WER: 1.000000, CER: 1.000000, loss: 318.883636

wav: file:///content/vivos/test/waves/VIVOSDEV02/VIVOSDEV02_R154.wav
src: “BỌN BUÔN DỰ ÁN CHẠY CHỌT BÀY RA CÁC DỰ ÁN ĐỂ KIẾM CHÁC”
res: “”

WER: 1.000000, CER: 1.000000, loss: 221.555115

wav: file:///content/vivos/test/waves/VIVOSDEV02/VIVOSDEV02_R132.wav
src: “ĐIỆN THOẠI RENG NHƯNG TA CŨNG PHẢI NHẤC MÁY ĐÚNG KHÔNG”
res: “”

WER: 1.000000, CER: 1.000000, loss: 204.180481

wav: file:///content/vivos/test/waves/VIVOSDEV02/VIVOSDEV02_T022.wav
src: “THÁNG TRƯỚC CHỒNG VỀ MẤY NGÀY MÌNH NẰM NGỦ THẤY ẤM KINH KHỦNG”
res: “”

WER: 1.000000, CER: 1.000000, loss: 198.045197

wav: file:///content/vivos/test/waves/VIVOSDEV02/VIVOSDEV02_R071.wav
src: “MỖI KHI XE RÁC ĐI NGANG QUA ĐÁNH KẺNG MỚI ĐEM RA ĐỔ”
res: “”

WER: 1.000000, CER: 1.000000, loss: 195.038269

wav: file:///content/vivos/test/waves/VIVOSDEV02/VIVOSDEV02_R045.wav
src: “CÔ CỨ NHÈ NGAY CÁI NỌNG CÁ TRÊ”
res: “”

4th I search for alpha and beta with this model:
! python3 /content/DeepSpeech/lm_optimizer.py
–test_files /content/vivos/test.csv
–al alphabet_config_path /content/vivos/al alphabet.txt
–checkpoint_dir / content / fine_tuning_checkpoints
–n_hidden 2048
Results: [I 2021-04-22 09: 34: 16,592] Trial 0 finished with value: 0.9127290260366442 and parameters: {‘lm_alpha’: 2.6143084230162623, ‘lm_beta’: 1.998640895456838}. Best is trial 0 with value: 0.9127290260366442.
At worst, it still has the words:
Worst WER:

WER: 1.000000, CER: 0.666667, loss: 48.078129

wav: file:///content/vivos/test/waves/VIVOSDEV04/VIVOSDEV04_R049.wav
src: “VÌ TỐI ĐÓ”
res: “VIÌ TÍ MỐC”

WER: 1.000000, CER: 0.625000, loss: 46.857883

wav: file:///content/vivos/test/waves/VIVOSDEV05/VIVOSDEV05_091.wav
src: “TRÁN GIÔ”
res: “TẢN DIỘC”

WER: 1.000000, CER: 0.333333, loss: 35.851494

wav: file:///content/vivos/test/waves/VIVOSDEV06/VIVOSDEV06_222.wav
src: “NĂM MƯƠI NĂM MƯƠI MỐT”
res: “ĐĂM MƯỜI ĐĂM MÙY MÓT”

WER: 1.000000, CER: 0.500000, loss: 29.178698

wav: file:///content/vivos/test/waves/VIVOSDEV04/VIVOSDEV04_R100.wav
src: “BÀ NÓI”
res: “BẢ ÓC”

WER: 1.000000, CER: 0.263158, loss: 25.467527

wav: file:///content/vivos/test/waves/VIVOSDEV06/VIVOSDEV06_212.wav
src: “BA MƯƠI BA MƯƠI MỐT”
res: “BAN MƯỜI BAN MƯAI MÓT”

then I create a new scorer with there alpha,beta
./generate_scorer_package - alphabet alphabet.txt
–lm lm.binary
–vocab vocab-500.txt
–package kenlm.scorer
–default_alpha 2.6143084230162623
–default_beta 1.998640895456838
–force_bytes_output_mode True

I use this tflite and scorer files in android-mic-strem-app however I don’t get any word at output. Please help me.

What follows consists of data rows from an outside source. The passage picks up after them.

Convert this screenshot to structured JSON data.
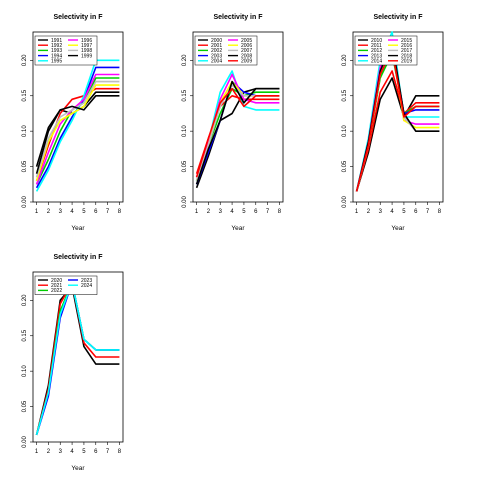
{
  "chart_data": [
    {
      "type": "line",
      "title": "Selectivity in F",
      "xlabel": "Year",
      "ylabel": "",
      "x": [
        1,
        2,
        3,
        4,
        5,
        6,
        7,
        8
      ],
      "ylim": [
        0,
        0.24
      ],
      "yticks": [
        "0.00",
        "0.05",
        "0.10",
        "0.15",
        "0.20"
      ],
      "legend": "top-left",
      "series": [
        {
          "name": "1991",
          "color": "#000000",
          "values": [
            0.05,
            0.105,
            0.13,
            0.125,
            0.135,
            0.155,
            0.155,
            0.155
          ]
        },
        {
          "name": "1992",
          "color": "#ff0000",
          "values": [
            0.03,
            0.08,
            0.125,
            0.145,
            0.15,
            0.16,
            0.16,
            0.16
          ]
        },
        {
          "name": "1993",
          "color": "#00cd00",
          "values": [
            0.025,
            0.06,
            0.1,
            0.13,
            0.14,
            0.175,
            0.175,
            0.175
          ]
        },
        {
          "name": "1994",
          "color": "#0000ff",
          "values": [
            0.02,
            0.05,
            0.09,
            0.12,
            0.145,
            0.19,
            0.19,
            0.19
          ]
        },
        {
          "name": "1995",
          "color": "#00ffff",
          "values": [
            0.015,
            0.045,
            0.085,
            0.115,
            0.15,
            0.2,
            0.2,
            0.2
          ]
        },
        {
          "name": "1996",
          "color": "#ff00ff",
          "values": [
            0.025,
            0.07,
            0.11,
            0.13,
            0.145,
            0.18,
            0.18,
            0.18
          ]
        },
        {
          "name": "1997",
          "color": "#ffff00",
          "values": [
            0.03,
            0.085,
            0.115,
            0.125,
            0.135,
            0.165,
            0.165,
            0.165
          ]
        },
        {
          "name": "1998",
          "color": "#bebebe",
          "values": [
            0.035,
            0.09,
            0.12,
            0.13,
            0.14,
            0.17,
            0.17,
            0.17
          ]
        },
        {
          "name": "1999",
          "color": "#000000",
          "values": [
            0.04,
            0.1,
            0.13,
            0.135,
            0.13,
            0.15,
            0.15,
            0.15
          ]
        }
      ]
    },
    {
      "type": "line",
      "title": "Selectivity in F",
      "xlabel": "Year",
      "ylabel": "",
      "x": [
        1,
        2,
        3,
        4,
        5,
        6,
        7,
        8
      ],
      "ylim": [
        0,
        0.24
      ],
      "yticks": [
        "0.00",
        "0.05",
        "0.10",
        "0.15",
        "0.20"
      ],
      "legend": "top-left",
      "series": [
        {
          "name": "2000",
          "color": "#000000",
          "values": [
            0.02,
            0.065,
            0.115,
            0.125,
            0.155,
            0.16,
            0.16,
            0.16
          ]
        },
        {
          "name": "2001",
          "color": "#ff0000",
          "values": [
            0.04,
            0.09,
            0.135,
            0.15,
            0.145,
            0.145,
            0.145,
            0.145
          ]
        },
        {
          "name": "2002",
          "color": "#00cd00",
          "values": [
            0.03,
            0.08,
            0.125,
            0.16,
            0.15,
            0.155,
            0.155,
            0.155
          ]
        },
        {
          "name": "2003",
          "color": "#0000ff",
          "values": [
            0.025,
            0.07,
            0.115,
            0.17,
            0.155,
            0.15,
            0.15,
            0.15
          ]
        },
        {
          "name": "2004",
          "color": "#00ffff",
          "values": [
            0.03,
            0.085,
            0.155,
            0.185,
            0.135,
            0.13,
            0.13,
            0.13
          ]
        },
        {
          "name": "2005",
          "color": "#ff00ff",
          "values": [
            0.035,
            0.085,
            0.145,
            0.18,
            0.145,
            0.14,
            0.14,
            0.14
          ]
        },
        {
          "name": "2006",
          "color": "#ffff00",
          "values": [
            0.03,
            0.08,
            0.14,
            0.17,
            0.15,
            0.15,
            0.15,
            0.15
          ]
        },
        {
          "name": "2007",
          "color": "#bebebe",
          "values": [
            0.03,
            0.08,
            0.135,
            0.165,
            0.15,
            0.15,
            0.15,
            0.15
          ]
        },
        {
          "name": "2008",
          "color": "#000000",
          "values": [
            0.025,
            0.075,
            0.115,
            0.17,
            0.14,
            0.16,
            0.16,
            0.16
          ]
        },
        {
          "name": "2009",
          "color": "#ff0000",
          "values": [
            0.035,
            0.09,
            0.14,
            0.16,
            0.135,
            0.15,
            0.15,
            0.15
          ]
        }
      ]
    },
    {
      "type": "line",
      "title": "Selectivity in F",
      "xlabel": "Year",
      "ylabel": "",
      "x": [
        1,
        2,
        3,
        4,
        5,
        6,
        7,
        8
      ],
      "ylim": [
        0,
        0.24
      ],
      "yticks": [
        "0.00",
        "0.05",
        "0.10",
        "0.15",
        "0.20"
      ],
      "legend": "top-left",
      "series": [
        {
          "name": "2010",
          "color": "#000000",
          "values": [
            0.015,
            0.07,
            0.145,
            0.175,
            0.12,
            0.15,
            0.15,
            0.15
          ]
        },
        {
          "name": "2011",
          "color": "#ff0000",
          "values": [
            0.015,
            0.075,
            0.155,
            0.185,
            0.125,
            0.14,
            0.14,
            0.14
          ]
        },
        {
          "name": "2012",
          "color": "#00cd00",
          "values": [
            0.015,
            0.08,
            0.175,
            0.21,
            0.125,
            0.135,
            0.135,
            0.135
          ]
        },
        {
          "name": "2013",
          "color": "#0000ff",
          "values": [
            0.015,
            0.085,
            0.185,
            0.225,
            0.125,
            0.13,
            0.13,
            0.13
          ]
        },
        {
          "name": "2014",
          "color": "#00ffff",
          "values": [
            0.015,
            0.09,
            0.2,
            0.24,
            0.12,
            0.12,
            0.12,
            0.12
          ]
        },
        {
          "name": "2015",
          "color": "#ff00ff",
          "values": [
            0.015,
            0.085,
            0.19,
            0.23,
            0.115,
            0.11,
            0.11,
            0.11
          ]
        },
        {
          "name": "2016",
          "color": "#ffff00",
          "values": [
            0.015,
            0.08,
            0.18,
            0.22,
            0.115,
            0.105,
            0.105,
            0.105
          ]
        },
        {
          "name": "2017",
          "color": "#bebebe",
          "values": [
            0.015,
            0.08,
            0.18,
            0.22,
            0.12,
            0.1,
            0.1,
            0.1
          ]
        },
        {
          "name": "2018",
          "color": "#000000",
          "values": [
            0.015,
            0.085,
            0.185,
            0.225,
            0.125,
            0.1,
            0.1,
            0.1
          ]
        },
        {
          "name": "2019",
          "color": "#ff0000",
          "values": [
            0.015,
            0.08,
            0.18,
            0.215,
            0.12,
            0.135,
            0.135,
            0.135
          ]
        }
      ]
    },
    {
      "type": "line",
      "title": "Selectivity in F",
      "xlabel": "Year",
      "ylabel": "",
      "x": [
        1,
        2,
        3,
        4,
        5,
        6,
        7,
        8
      ],
      "ylim": [
        0,
        0.24
      ],
      "yticks": [
        "0.00",
        "0.05",
        "0.10",
        "0.15",
        "0.20"
      ],
      "legend": "top-left",
      "series": [
        {
          "name": "2020",
          "color": "#000000",
          "values": [
            0.01,
            0.08,
            0.2,
            0.22,
            0.135,
            0.11,
            0.11,
            0.11
          ]
        },
        {
          "name": "2021",
          "color": "#ff0000",
          "values": [
            0.01,
            0.075,
            0.195,
            0.225,
            0.14,
            0.12,
            0.12,
            0.12
          ]
        },
        {
          "name": "2022",
          "color": "#00cd00",
          "values": [
            0.01,
            0.07,
            0.185,
            0.225,
            0.145,
            0.13,
            0.13,
            0.13
          ]
        },
        {
          "name": "2023",
          "color": "#0000ff",
          "values": [
            0.01,
            0.065,
            0.175,
            0.225,
            0.145,
            0.13,
            0.13,
            0.13
          ]
        },
        {
          "name": "2024",
          "color": "#00ffff",
          "values": [
            0.01,
            0.07,
            0.18,
            0.225,
            0.145,
            0.13,
            0.13,
            0.13
          ]
        }
      ]
    }
  ]
}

Hung_Phung · April 22, 2021, 6:01pm

Perhaps the problem is with my scorer model. I think I did the right thing to create the scorer file, this is my alphabet.txt. Has someone encountered a similar situation yet. Please help me!

ftyers · April 23, 2021, 12:28am

This looks about right for the amount of data. You might try using transfer learning, and for Vietnamese you might try reducing the vocabulary size by using NFKD.

Hung_Phung · April 23, 2021, 3:26am

Transfer learning is to reuse the checkpoints of the previous training process. I am doing the same. Especially when I find the right alpha-beta, the test results have word but when using this to build scorer, no word is found.

ftyers · April 24, 2021, 2:39pm

I’m sorry, I didn’t understand. Your alphabet also has a space after every character. Could you join us on Matrix ?

ftyers · April 24, 2021, 3:54pm

So I just tried training with Vietnamese and the Common Voice data. You can find the model here.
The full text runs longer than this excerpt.